Le 8 août, les habitants des villes de Jaffna et de Vavuniya (nord du Sri Lanka) sont invités à se rendre aux urnes pour les premières élections locales depuis 1998. Un scrutin qui intervient quatre mois après la chute des Tigres tamouls.
Pour la première fois depuis 1998, des élections locales vont se dérouler, le 8 août, dans les villes de Jaffna et Vavuniya, dans le nord du Sri Lanka.
Un scrutin qui intervient après la chute, en mai dernier, de la rébellion des Tigres tamouls, terrassée par les forces gouvernementales après plus de 30 ans de lutte armée.
Les deux villes se situent en bordure de la zone anciennement dominée par les Tigres de libération de l’Eelam tamoul (LTTE). Les habitants sont pour la plupart des Tamouls. Les autorités ont pris le contrôle de Jaffna en 1995 mais les rebelles y ont circulé librement pendant une trentaine d’années. Selon les Nations unies, entre 80 000 et 100 000 civils ont péri pendant ce conflit ethnique.
Colombo affirme que le scrutin doit permettre à la population de renouer avec "la démocratie après avoir vécu sous le joug du LTTE".
"Le gouvernement veut prouver que la victoire militaire ne lui suffit pas et qu’il s’intéresse aussi à l’avenir politique de la région", affirme à FRANCE 24 Jehan Perera, directeur de l’ONG National Peace Council.
Les journalistes indépendants interdits d’élections
L'accès à ces deux villes, fortement limité, exige cependant des autorisations spéciales auprès du ministère de la Défense, une façon pour le gouvernement de garder un contrôle étroit sur cette région après la victoire militaire.
Les autorités ont même annoncé, le mardi 4 août, qu’elles allaient encore augmenter les mesures de sécurité. Les médias indépendants ne seront pas non plus autorisés à pénétrer dans cette zone pour des "raisons de sécurité". Une décision que des organisations comme Reporters sans frontières (RSF) ont vivement critiquée.

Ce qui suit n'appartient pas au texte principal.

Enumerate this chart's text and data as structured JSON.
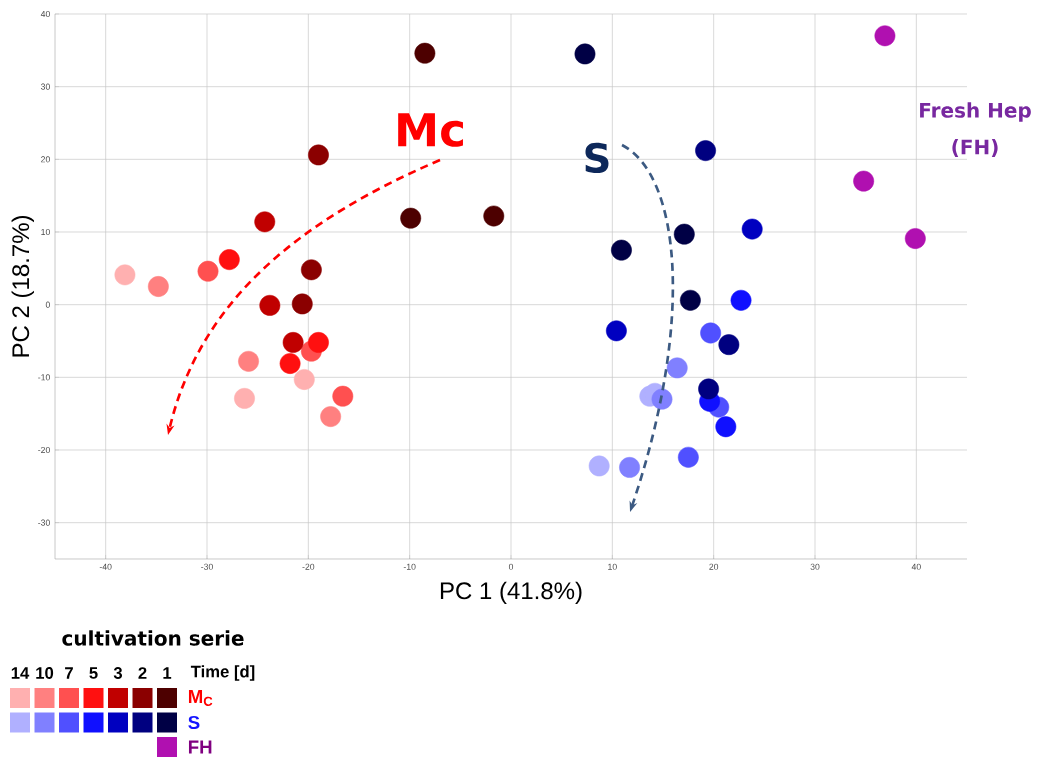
{
  "chart_data": {
    "type": "scatter",
    "xlabel": "PC 1 (41.8%)",
    "ylabel": "PC 2 (18.7%)",
    "xlim": [
      -45,
      45
    ],
    "ylim": [
      -35,
      40
    ],
    "xticks": [
      -40,
      -30,
      -20,
      -10,
      0,
      10,
      20,
      30,
      40
    ],
    "yticks": [
      -30,
      -20,
      -10,
      0,
      10,
      20,
      30,
      40
    ],
    "grid": true,
    "marker": "circle",
    "legend_title": "cultivation serie",
    "annotations": [
      "Mc",
      "S",
      "Fresh Hep",
      "(FH)",
      "14",
      "10",
      "7",
      "5",
      "3",
      "2",
      "1",
      "Time [d]",
      "M$_{C}$",
      "S",
      "FH"
    ],
    "series": [
      {
        "color": "#ffb0b0",
        "x": [
          -38.1,
          -26.3,
          -20.4
        ],
        "values": [
          4.1,
          -12.9,
          -10.3
        ]
      },
      {
        "color": "#ff8080",
        "x": [
          -34.8,
          -25.9,
          -17.8
        ],
        "values": [
          2.5,
          -7.8,
          -15.4
        ]
      },
      {
        "color": "#ff5050",
        "x": [
          -29.9,
          -19.7,
          -16.6
        ],
        "values": [
          4.6,
          -6.4,
          -12.6
        ]
      },
      {
        "color": "#ff1010",
        "x": [
          -27.8,
          -19.0,
          -21.8
        ],
        "values": [
          6.2,
          -5.2,
          -8.1
        ]
      },
      {
        "color": "#c00000",
        "x": [
          -24.3,
          -23.8,
          -21.5
        ],
        "values": [
          11.4,
          -0.1,
          -5.2
        ]
      },
      {
        "color": "#8b0000",
        "x": [
          -19.0,
          -19.7,
          -20.6
        ],
        "values": [
          20.6,
          4.8,
          0.1
        ]
      },
      {
        "color": "#4d0000",
        "x": [
          -8.5,
          -9.9,
          -1.7
        ],
        "values": [
          34.6,
          11.9,
          12.2
        ]
      },
      {
        "color": "#b0b0ff",
        "x": [
          13.7,
          14.2,
          8.7
        ],
        "values": [
          -12.6,
          -12.2,
          -22.2
        ]
      },
      {
        "color": "#8080ff",
        "x": [
          16.4,
          14.9,
          11.7
        ],
        "values": [
          -8.7,
          -13.0,
          -22.4
        ]
      },
      {
        "color": "#5050ff",
        "x": [
          19.7,
          20.5,
          17.5
        ],
        "values": [
          -3.9,
          -14.1,
          -21.0
        ]
      },
      {
        "color": "#1010ff",
        "x": [
          22.7,
          19.6,
          21.2
        ],
        "values": [
          0.6,
          -13.3,
          -16.8
        ]
      },
      {
        "color": "#0000c0",
        "x": [
          23.8,
          10.4
        ],
        "values": [
          10.4,
          -3.6
        ]
      },
      {
        "color": "#000080",
        "x": [
          19.2,
          21.5,
          19.5
        ],
        "values": [
          21.2,
          -5.5,
          -11.6
        ]
      },
      {
        "color": "#000045",
        "x": [
          7.3,
          10.9,
          17.1,
          17.7
        ],
        "values": [
          34.5,
          7.5,
          9.7,
          0.6
        ]
      },
      {
        "color": "#b010b0",
        "x": [
          36.9,
          34.8,
          39.9
        ],
        "values": [
          37.0,
          17.0,
          9.1
        ]
      }
    ]
  }
}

D’après un communiqué de RSF, le chef du centre gouvernemental d’informations sur la sécurité, Lakshman Hulugalle, a fait savoir que les journalistes devront se contenter des informations fournies par les médias officiels.

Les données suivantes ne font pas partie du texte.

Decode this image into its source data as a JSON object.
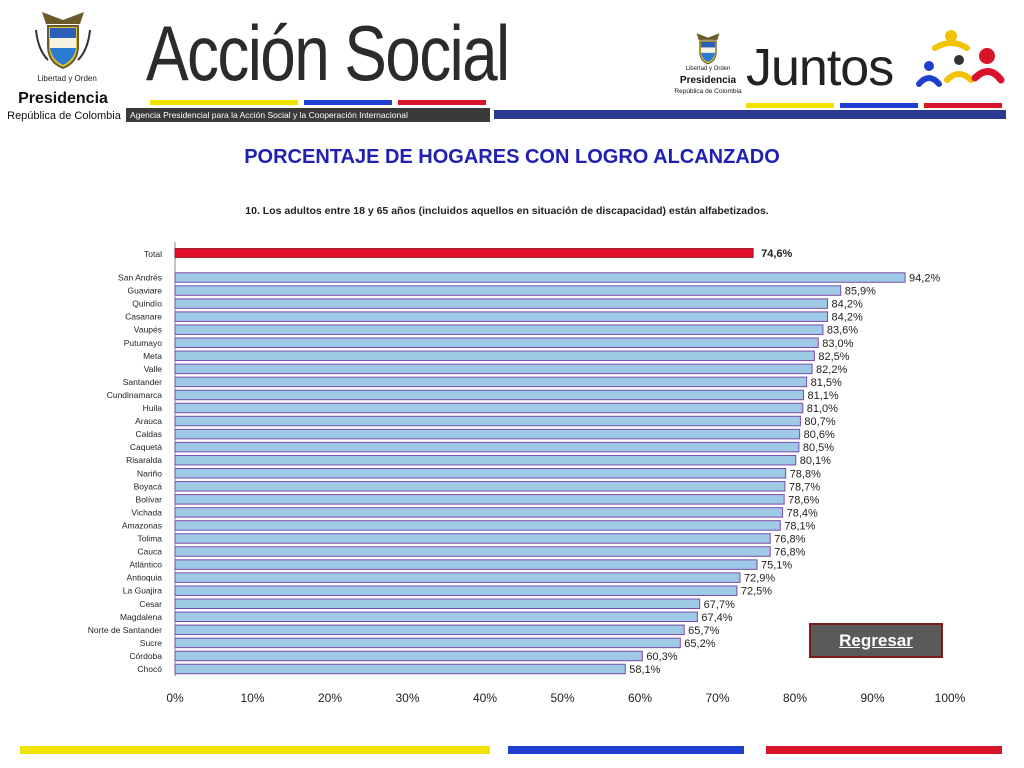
{
  "header": {
    "presidencia_motto": "Libertad y Orden",
    "presidencia_title": "Presidencia",
    "presidencia_sub": "República de Colombia",
    "brand_name": "Acción Social",
    "brand_subtitle": "Agencia Presidencial para la Acción Social y la Cooperación Internacional",
    "juntos_motto": "Libertad y Orden",
    "juntos_presidencia": "Presidencia",
    "juntos_republica": "República de Colombia",
    "juntos_name": "Juntos"
  },
  "page_title": "PORCENTAJE DE HOGARES CON LOGRO ALCANZADO",
  "back_button": "Regresar",
  "colors": {
    "yellow": "#f2e200",
    "blue": "#1f3fd0",
    "red": "#d8142b",
    "bar_fill": "#9ecae6",
    "bar_border": "#7a4aa8",
    "total_bar": "#e0102a",
    "title_blue": "#1f1fb4"
  },
  "chart_data": {
    "type": "bar",
    "orientation": "horizontal",
    "title": "10. Los adultos entre 18 y 65 años (incluidos aquellos en situación de discapacidad) están alfabetizados.",
    "xlim": [
      0,
      100
    ],
    "x_ticks": [
      "0%",
      "10%",
      "20%",
      "30%",
      "40%",
      "50%",
      "60%",
      "70%",
      "80%",
      "90%",
      "100%"
    ],
    "grid": false,
    "total": {
      "label": "Total",
      "value": 74.6,
      "value_label": "74,6%"
    },
    "categories": [
      "San Andrés",
      "Guaviare",
      "Quindío",
      "Casanare",
      "Vaupés",
      "Putumayo",
      "Meta",
      "Valle",
      "Santander",
      "Cundinamarca",
      "Huila",
      "Arauca",
      "Caldas",
      "Caquetá",
      "Risaralda",
      "Nariño",
      "Boyacá",
      "Bolívar",
      "Vichada",
      "Amazonas",
      "Tolima",
      "Cauca",
      "Atlántico",
      "Antioquia",
      "La Guajira",
      "Cesar",
      "Magdalena",
      "Norte de Santander",
      "Sucre",
      "Córdoba",
      "Chocó"
    ],
    "values": [
      94.2,
      85.9,
      84.2,
      84.2,
      83.6,
      83.0,
      82.5,
      82.2,
      81.5,
      81.1,
      81.0,
      80.7,
      80.6,
      80.5,
      80.1,
      78.8,
      78.7,
      78.6,
      78.4,
      78.1,
      76.8,
      76.8,
      75.1,
      72.9,
      72.5,
      67.7,
      67.4,
      65.7,
      65.2,
      60.3,
      58.1
    ],
    "value_labels": [
      "94,2%",
      "85,9%",
      "84,2%",
      "84,2%",
      "83,6%",
      "83,0%",
      "82,5%",
      "82,2%",
      "81,5%",
      "81,1%",
      "81,0%",
      "80,7%",
      "80,6%",
      "80,5%",
      "80,1%",
      "78,8%",
      "78,7%",
      "78,6%",
      "78,4%",
      "78,1%",
      "76,8%",
      "76,8%",
      "75,1%",
      "72,9%",
      "72,5%",
      "67,7%",
      "67,4%",
      "65,7%",
      "65,2%",
      "60,3%",
      "58,1%"
    ]
  }
}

A quelques jours du scrutin, il reste difficile de faire un pronostic sur l’issue d’élections qui se résument à une bataille entre le Parti populaire démocratique de l’Eelam (EPDP) et l’Alliance nationale tamoule (TNA), qui ont longtemps soutenu les rebelles. "Les habitants qui attendent une certaine tranquillité et un retour à l'emploi peuvent pencher pour le parti pro-gouvernemental, mais ils pourraient tout aussi bien voter pour la TNA en signe de défiance vis-à-vis de Colombo ", estime Jehan Perera.
Manque d’intérêt
Si, entre les candidats, la campagne s’avère féroce, les électeurs semblent assez peu intéressés par le vote dans une région encore profondément marquée par la guerre.
Sur plus de 100 000 électeurs inscrits sur les listes à Jaffna, près de 40 % d’entre eux ne vivent pas sur place, d’après Paffrel, un organisme sri-lankais qui supervise le scrutin. Sur ces 40 000 électeurs, seulement 7 100 ont demandé à voter depuis une autre région ou par courrier.
"On ne peut que saluer un retour des mécanismes démocratiques, mais ce que veut la population avant tout, c’est la normalité, rappelle à FRANCE 24 Rohan Hettiarachchi, l’un des responsables de Paffrel. La plupart des gens attendent maintenant que leurs proches puissent rentrer des camps de réfugiés."
Selon les Nations unies, environ 300 000 personnes ont dû fuir leur domicile et attendent dans des camps gardés par l’armée, comme ceux situés à Jaffna et à Vavuniya. D’après Paffrel, de bureaux de vote ont spécialement été aménagés pour eux, mais peu d’entre eux ont exprimé le désir de voter.
L’ONU a plusieurs fois demandé à Colombo d’accélérer le processus d’identification des anciens combattants des Tigres tamouls afin de permettre à la population civile de circuler librement et de quitter les camps.
Le mercredi 5 août, le gouvernement central a enfin autorisé les 1 100 premiers réfugiés à retourner chez eux. Le président Mahinda Rajapakse a promis que la plupart d’entre eux pourront retrouver leur domicile d’ici à décembre.